Au sens sociologique universel du terme, les Canadiens-Français de souche – a fortiori les Québécois francophones, majoritaires sur leur territoire – forment une nation, un peuple, une société distincte, voire une ethnie, presqu’une race! Il y a un siècle, on parlait de la «race» canadienne-française. On appelait l’Assemblée «nationale» du Québec (le parlement provincial) le «salon de la race».
Les Canadiens-Anglais originaires des îles britanniques ont évidemment forgé eux-aussi une «nation» dans ce pays.

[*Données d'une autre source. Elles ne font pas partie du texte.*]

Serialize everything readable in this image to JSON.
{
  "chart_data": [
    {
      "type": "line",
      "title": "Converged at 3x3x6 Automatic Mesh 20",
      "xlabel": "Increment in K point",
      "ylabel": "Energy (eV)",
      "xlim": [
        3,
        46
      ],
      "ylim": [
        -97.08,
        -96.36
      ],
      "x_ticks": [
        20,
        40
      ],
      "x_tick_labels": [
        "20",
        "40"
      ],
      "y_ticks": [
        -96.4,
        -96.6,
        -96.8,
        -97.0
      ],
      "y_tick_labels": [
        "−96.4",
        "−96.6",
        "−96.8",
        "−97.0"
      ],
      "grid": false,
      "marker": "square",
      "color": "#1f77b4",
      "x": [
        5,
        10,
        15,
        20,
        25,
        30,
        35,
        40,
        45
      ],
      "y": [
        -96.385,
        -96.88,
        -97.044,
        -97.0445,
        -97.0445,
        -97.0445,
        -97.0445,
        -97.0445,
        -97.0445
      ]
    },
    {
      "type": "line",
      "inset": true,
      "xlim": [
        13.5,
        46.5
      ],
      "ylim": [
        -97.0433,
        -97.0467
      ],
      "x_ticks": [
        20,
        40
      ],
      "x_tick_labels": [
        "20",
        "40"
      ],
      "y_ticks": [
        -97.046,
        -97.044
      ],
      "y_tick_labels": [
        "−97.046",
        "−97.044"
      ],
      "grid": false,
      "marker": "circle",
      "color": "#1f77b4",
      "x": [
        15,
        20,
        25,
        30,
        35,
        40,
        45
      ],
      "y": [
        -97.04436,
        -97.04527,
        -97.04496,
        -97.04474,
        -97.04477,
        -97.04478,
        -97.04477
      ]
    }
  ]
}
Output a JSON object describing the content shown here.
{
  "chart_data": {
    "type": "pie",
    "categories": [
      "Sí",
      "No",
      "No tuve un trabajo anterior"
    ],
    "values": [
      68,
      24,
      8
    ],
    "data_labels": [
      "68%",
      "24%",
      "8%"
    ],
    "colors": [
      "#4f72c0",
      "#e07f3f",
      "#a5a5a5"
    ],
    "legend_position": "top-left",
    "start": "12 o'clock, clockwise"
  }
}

Et bien sûr les Autochtones, dont les communautés dispersées ont constitué dans le passé autant de «nations» distinctes sur le continent, et qui s’appellent encore eux-mêmes les «premières nations». D’où les concepts des «peuples fondateurs», des «solitudes», etc., basés sur des réalités historiques indéniables.
Mais pourquoi serait-il nécessaire ou même seulement souhaitable d’inscrire ces particularismes dans la Constitution canadienne, comme le suggèrent le candidat libéral Michael Ignatieff et plusieurs fédéralistes québécois, dont l’ex-astronaute Marc Garneau et l’éditorialiste en chef de La Presse André Pratte? Il faudrait sans doute aussi y qualifier l’apport des immigrants des autres pays européens, asiatiques, africains, déjà aussi nombreux que les Canadiens-Français de souche. Et que dire de tous les citoyens issus de générations de mariages mixtes?
Le Canada encore inféodé à la Couronne britannique et dont le bilinguisme officiel est noyé dans le multiculturalisme n’est pas un pays normal, encore moins une nation, malgré son siège aux Nations-Unies. C’est une société, forcément. Distincte de multiples façons, dont de nombreux succès et un fonctionnement relativement harmonieux.
Mais un Canada débarrassé de la monarchie britannique, résolument bilingue et qui intégrerait ses immigrants dans sa culture, ferait davantage la fierté de tous ses citoyens et serait donc en mesure de susciter chez eux un «nationalisme» puissant, mobilisateur, tourné vers l’avenir et le progrès plutôt que sur les jérémiades du passé.